Der unbekannte Meister Imervard, der das nach ihm benannte Kreuz wahrscheinlich um 1150 geschaffen hat, hat sein Werk auf den Enden des Gürtels Christi mit der Inschrift IMERVARD ME FECIT („Imervard hat mich geschaffen“) gekennzeichnet. Diese Kennzeichnung war dem Betrachter ursprünglich durch eine Abdeckung des Gürtels aus Goldblech verborgen. Es existiert bis heute kein weiterer Hinweis auf Namen und Wirkungskreis dieses Meisters der romanischen bildenden Kunst. Sein Name, der nordeuropäischen Ursprungs sein dürfte, also möglicherweise niederdeutsch, angelsächsisch oder skandinavisch, ist ansonsten nirgendwo in der Kunstgeschichte belegt. Aufgrund der gleichartigen Formensprache wäre es möglich, dass Meister Imervard auch den berühmten Braunschweiger Löwen schuf.[4]

Aufstellungsort

Aus alten Unterlagen geht hervor, dass sich das Kreuz noch Mitte des 17. Jahrhunderts in der Krypta des Domes befand. Etliche Jahrzehnte später, nämlich 1861, wurde es im Turmgewölbe „aufgefunden“ und anschließend in der Apsis des nördlichen Querarms aufgehängt.

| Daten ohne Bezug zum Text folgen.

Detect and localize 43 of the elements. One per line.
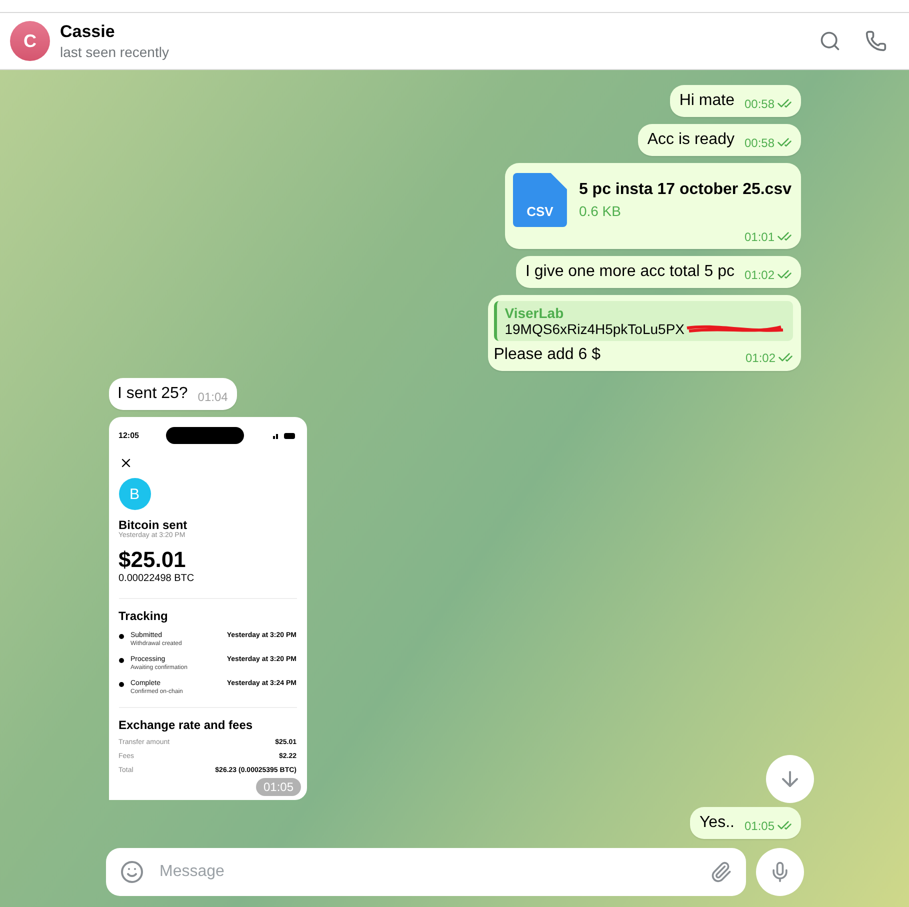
coin-icon: B bbox=[118, 478, 150, 510]
scroll-down-button[interactable] bbox=[766, 755, 814, 803]
contact-name: Cassie bbox=[60, 22, 116, 42]
file-size: 0.6 KB bbox=[578, 203, 622, 219]
message-field[interactable]: Message bbox=[106, 848, 746, 896]
message-time: 01:01 bbox=[744, 230, 774, 244]
emoji-icon[interactable] bbox=[120, 860, 144, 884]
message-input[interactable]: Message bbox=[158, 862, 696, 882]
paperclip-icon[interactable] bbox=[710, 861, 732, 883]
file-name: 5 pc insta 17 october 25.csv bbox=[578, 181, 792, 199]
phone-clock: 12:05 bbox=[118, 431, 139, 440]
battery-icon bbox=[270, 430, 296, 440]
screenshot-heading: Tracking bbox=[118, 609, 169, 623]
message-time: 01:05 bbox=[256, 778, 300, 796]
phone-icon[interactable] bbox=[865, 30, 887, 52]
message-text: Yes.. bbox=[699, 813, 734, 833]
file-message[interactable]: CSV 5 pc insta 17 october 25.csv 0.6 KB 01:01 bbox=[504, 163, 800, 249]
screenshot-title: Bitcoin sent bbox=[118, 518, 188, 532]
screenshot-btc-amount: 0.00022498 BTC bbox=[118, 573, 196, 584]
quote-author: ViserLab bbox=[504, 305, 565, 321]
timeline-dot bbox=[118, 634, 124, 639]
quoted-message[interactable]: ViserLab 19MQS6xRiz4H5pkToLu5PX bbox=[494, 301, 792, 341]
timeline-dot bbox=[118, 682, 124, 687]
message-text: Acc is ready bbox=[647, 130, 734, 150]
microphone-button[interactable] bbox=[756, 848, 804, 896]
screenshot-amount: $25.01 bbox=[118, 547, 187, 573]
message-time: 01:02 bbox=[744, 268, 774, 282]
message-time: 00:58 bbox=[744, 136, 774, 150]
search-icon[interactable] bbox=[819, 30, 841, 52]
message-time: 01:02 bbox=[745, 350, 776, 364]
quote-text: 19MQS6xRiz4H5pkToLu5PX bbox=[504, 321, 684, 337]
message-text: Hi mate bbox=[679, 91, 734, 111]
timeline-dot bbox=[118, 658, 124, 663]
message-text: Please add 6 $ bbox=[494, 345, 600, 365]
screenshot-heading: Exchange rate and fees bbox=[118, 718, 254, 732]
message-time: 01:05 bbox=[744, 818, 774, 832]
message-time: 01:04 bbox=[198, 390, 228, 404]
message-text: I give one more acc total 5 pc bbox=[525, 262, 734, 282]
file-icon: CSV bbox=[512, 173, 567, 227]
message-time: 00:58 bbox=[744, 96, 774, 110]
screenshot-image[interactable] bbox=[108, 417, 306, 800]
contact-status: last seen recently bbox=[60, 44, 170, 60]
message-text: I sent 25? bbox=[118, 384, 188, 404]
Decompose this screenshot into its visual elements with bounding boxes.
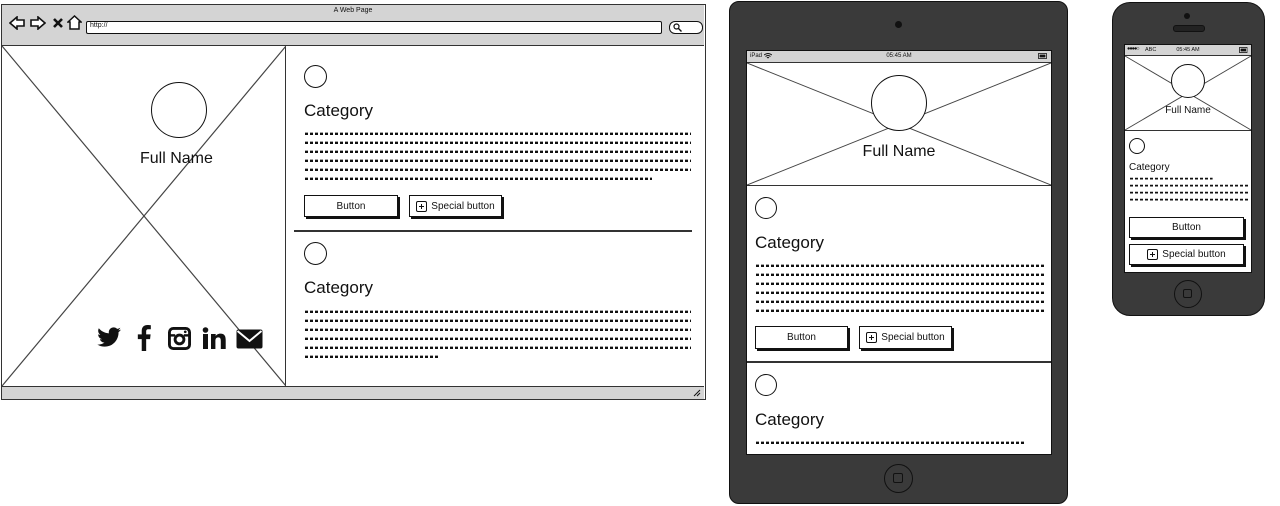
close-icon[interactable] (52, 17, 64, 29)
section-divider (747, 361, 1051, 363)
forward-icon[interactable] (30, 16, 46, 30)
section-category: Category (755, 233, 824, 252)
primary-button-label: Button (1172, 222, 1201, 233)
window-title: A Web Page (333, 7, 373, 14)
section-icon (304, 65, 327, 88)
phone-header-image: Full Name (1125, 56, 1251, 131)
section-category: Category (304, 101, 373, 120)
browser-statusbar (2, 386, 704, 399)
primary-button-label: Button (787, 332, 816, 343)
resize-grip-icon[interactable] (693, 389, 701, 397)
url-bar[interactable]: http:// (86, 21, 662, 34)
special-button-label: Special button (881, 332, 945, 343)
primary-button[interactable]: Button (1129, 217, 1244, 238)
tablet-device: iPad 05:45 AM Full Name Category Button … (729, 1, 1068, 504)
plus-icon (416, 200, 428, 212)
instagram-icon[interactable] (168, 327, 191, 350)
linkedin-icon[interactable] (202, 327, 226, 350)
section-body-text (1130, 175, 1248, 203)
facebook-icon[interactable] (137, 325, 151, 351)
profile-image-placeholder: Full Name (2, 46, 286, 386)
special-button-label: Special button (431, 200, 495, 212)
tablet-statusbar: iPad 05:45 AM (747, 51, 1051, 63)
status-time: 05:45 AM (1176, 47, 1200, 53)
status-time: 05:45 AM (886, 53, 912, 59)
plus-icon (1147, 249, 1159, 260)
avatar (871, 75, 927, 131)
email-icon[interactable] (236, 329, 263, 349)
tablet-screen: iPad 05:45 AM Full Name Category Button … (746, 50, 1052, 455)
tablet-camera (895, 21, 902, 28)
avatar (1171, 64, 1205, 98)
section-icon (1129, 138, 1145, 154)
section-divider (294, 230, 692, 232)
special-button[interactable]: Special button (1129, 244, 1244, 265)
tablet-home-button[interactable] (884, 464, 913, 493)
browser-window: A Web Page http:// Full Name Category Bu… (1, 4, 706, 400)
full-name: Full Name (1165, 105, 1211, 116)
browser-titlebar: A Web Page http:// (2, 5, 704, 46)
section-icon (304, 242, 327, 265)
search-icon (673, 23, 682, 32)
phone-camera (1184, 13, 1190, 19)
section-category: Category (304, 278, 373, 297)
special-button[interactable]: Special button (859, 326, 952, 349)
battery-icon (1239, 47, 1248, 53)
back-icon[interactable] (9, 16, 25, 30)
phone-device: ●●●●○ ABC 05:45 AM Full Name Category Bu… (1112, 2, 1265, 316)
search-box[interactable] (669, 21, 703, 34)
url-text: http:// (90, 22, 108, 29)
section-body-text (756, 438, 1024, 447)
primary-button[interactable]: Button (304, 195, 398, 217)
phone-speaker (1173, 25, 1205, 32)
section-icon (755, 374, 777, 396)
section-body-text (305, 307, 691, 361)
avatar (151, 82, 207, 138)
phone-screen: ●●●●○ ABC 05:45 AM Full Name Category Bu… (1124, 44, 1252, 273)
phone-home-button[interactable] (1174, 280, 1202, 308)
special-button[interactable]: Special button (409, 195, 502, 217)
full-name: Full Name (862, 143, 936, 160)
primary-button[interactable]: Button (755, 326, 848, 349)
twitter-icon[interactable] (96, 327, 122, 349)
phone-statusbar: ●●●●○ ABC 05:45 AM (1125, 45, 1251, 56)
section-body-text (756, 261, 1046, 315)
primary-button-label: Button (336, 200, 366, 212)
section-category: Category (755, 410, 824, 429)
home-icon[interactable] (67, 15, 82, 30)
tablet-header-image: Full Name (747, 63, 1051, 186)
battery-icon (1038, 53, 1047, 59)
section-category: Category (1129, 162, 1170, 173)
special-button-label: Special button (1162, 249, 1226, 260)
section-body-text (305, 129, 691, 183)
full-name: Full Name (140, 150, 213, 167)
plus-icon (866, 332, 878, 343)
section-icon (755, 197, 777, 219)
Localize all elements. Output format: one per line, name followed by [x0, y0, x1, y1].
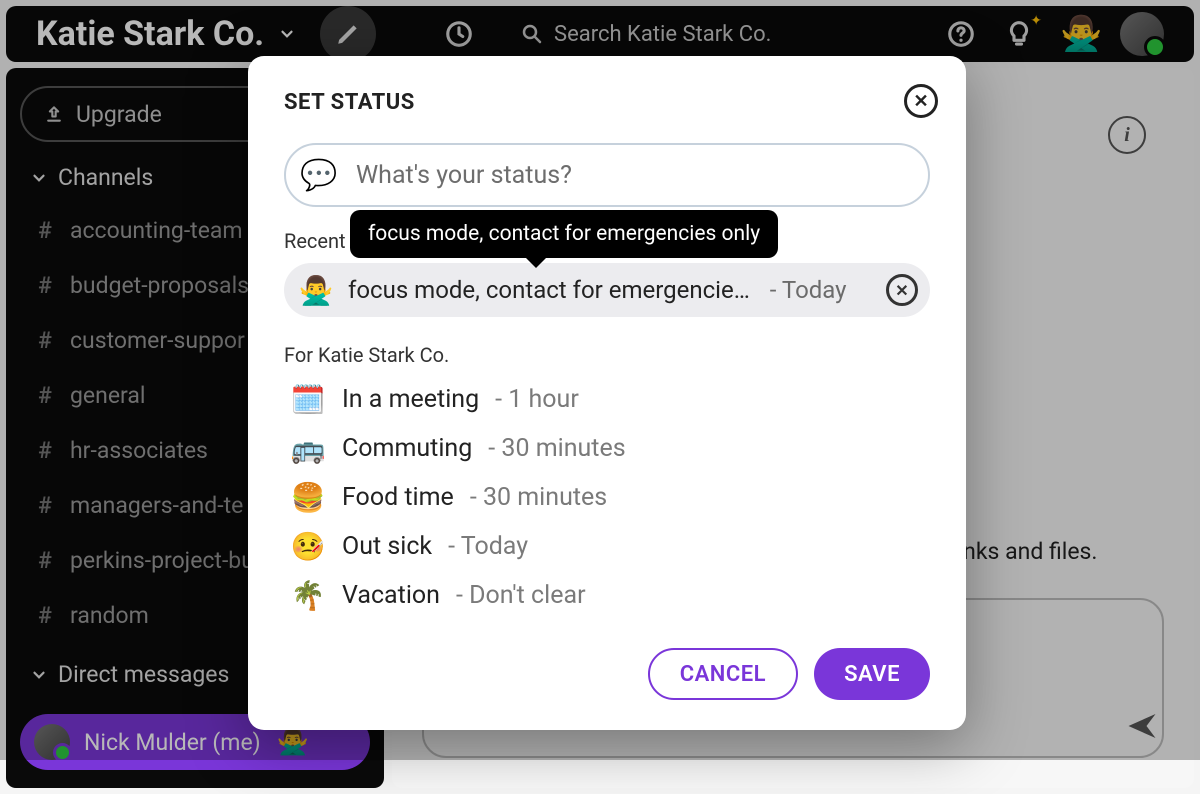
- save-button[interactable]: SAVE: [814, 648, 930, 700]
- cancel-button[interactable]: CANCEL: [648, 648, 798, 700]
- preset-item[interactable]: 🗓️ In a meeting - 1 hour: [284, 375, 930, 424]
- preset-item[interactable]: 🌴 Vacation - Don't clear: [284, 571, 930, 620]
- recent-status-item[interactable]: 🙅‍♂️ focus mode, contact for emergencie……: [284, 263, 930, 317]
- preset-duration: - Today: [448, 532, 528, 561]
- sick-face-icon: 🤒: [290, 530, 326, 563]
- preset-duration: - 1 hour: [495, 385, 579, 414]
- recent-status-duration: - Today: [770, 276, 847, 304]
- bus-icon: 🚌: [290, 432, 326, 465]
- preset-label: Commuting: [342, 434, 472, 463]
- recent-status-text: focus mode, contact for emergencie…: [348, 276, 750, 304]
- preset-label: Food time: [342, 483, 454, 512]
- speech-bubble-icon: 💬: [298, 154, 340, 196]
- palm-tree-icon: 🌴: [290, 579, 326, 612]
- status-input[interactable]: 💬 What's your status?: [284, 143, 930, 207]
- calendar-icon: 🗓️: [290, 383, 326, 416]
- status-input-placeholder: What's your status?: [356, 161, 572, 190]
- preset-label: Out sick: [342, 532, 432, 561]
- preset-item[interactable]: 🚌 Commuting - 30 minutes: [284, 424, 930, 473]
- preset-list: 🗓️ In a meeting - 1 hour 🚌 Commuting - 3…: [284, 375, 930, 620]
- close-icon: ✕: [895, 281, 908, 300]
- close-icon: ✕: [913, 91, 928, 112]
- recent-status-tooltip: focus mode, contact for emergencies only: [350, 210, 778, 258]
- burger-icon: 🍔: [290, 481, 326, 514]
- preset-label: Vacation: [342, 581, 440, 610]
- set-status-modal: SET STATUS ✕ 💬 What's your status? Recen…: [248, 56, 966, 730]
- close-button[interactable]: ✕: [904, 84, 938, 118]
- modal-footer: CANCEL SAVE: [284, 648, 930, 700]
- presets-section-label: For Katie Stark Co.: [284, 343, 930, 367]
- remove-recent-button[interactable]: ✕: [886, 274, 918, 306]
- preset-item[interactable]: 🍔 Food time - 30 minutes: [284, 473, 930, 522]
- preset-item[interactable]: 🤒 Out sick - Today: [284, 522, 930, 571]
- preset-duration: - 30 minutes: [470, 483, 607, 512]
- preset-label: In a meeting: [342, 385, 479, 414]
- modal-title: SET STATUS: [284, 90, 930, 115]
- preset-duration: - 30 minutes: [488, 434, 625, 463]
- preset-duration: - Don't clear: [456, 581, 586, 610]
- recent-status-emoji: 🙅‍♂️: [298, 274, 334, 307]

Heute befindet es sich an dem Ort, an dem es 1956 aufgehängt wurde – der Ostwand des äußeren Nordseitenschiffes.

Sonstiges

Die Evangelisch-lutherische Landeskirche in Braunschweig verwendet das Imervard-Kreuz in ihrem Logo.

Literatur

  • August Fink: Das Imervardkreuz und das Triumphkreuz Heinrichs des Löwen für den Braunschweiger Dom. in: Braunschweigisches Magazin. 1925, S. 65–71.
  • Reiner Haussherr: Das Imervardkreuz und der Volto-Santo-Typ. In: Zeitschrift für Kunstwissenschaft. 16, 1962, S. 129–180.
  • Jochen Luckhardt, Franz Niehoff (Hrsg.): Heinrich der Löwe und seine Zeit. Herrschaft und Repräsentation der Welfen 1125–1235. Ausstellungskatalog, 3 Bände, München 1995.
  • Eugen Lüthgen: Romanische Plastik in Deutschland. Bonn 1923, S. 158–160.
  • Cord Meckseper (Hrsg.): Stadt im Wandel. Kunst und Kultur des Bürgertums in Norddeutschland 1150–1650. Ausstellungskatalog, 4 Bände, Stuttgart 1985.
  • Adolf Quast: Der Sankt-Blasius-Dom zu Braunschweig: seine Geschichte u. seine Kunstwerke. Braunschweig 1973, S. 36–38.
  • Harmen Thies: Der Dom Heinrichs des Löwen in Braunschweig: Bau und Kunstwerke. Braunschweig 1994, S. 54–56.
Commons: Imervard-Kreuz (Braunschweig) – Sammlung von Bildern, Videos und Audiodateien

Einzelnachweise

  1. Reiner Haussherr: Das Imervardkreuz und der Volto-Santo-Typ. in: Zeitschrift für Kunstwissenschaft. 16, 1962, S. 129.
  2. Fink 1949: Wie mir der Restaurator des Imervard-Kreuzes, Herr Herzig in Braunschweig liebenswürdigerweise mitteilte, hat er bei der Restauration goldene Nägel, die auf eine Vergoldung der betreffenden Stellen schließen lassen, nur im Gürtel gefunden.
  3. A. Quast: Der Sankt-Blasius-Dom zu Braunschweig: seine Geschichte u. seine Kunstwerke. Braunschweig 1973, S. 38.
  4. Adolf Quast: Der Sankt-Blasius-Dom zu Braunschweig: seine Geschichte und seine Kunstwerke. Braunschweig 1973, S. 36.
  5. Eugen Lüthgen: Romanische Plastik in Deutschland. Bonn 1923, S. 160.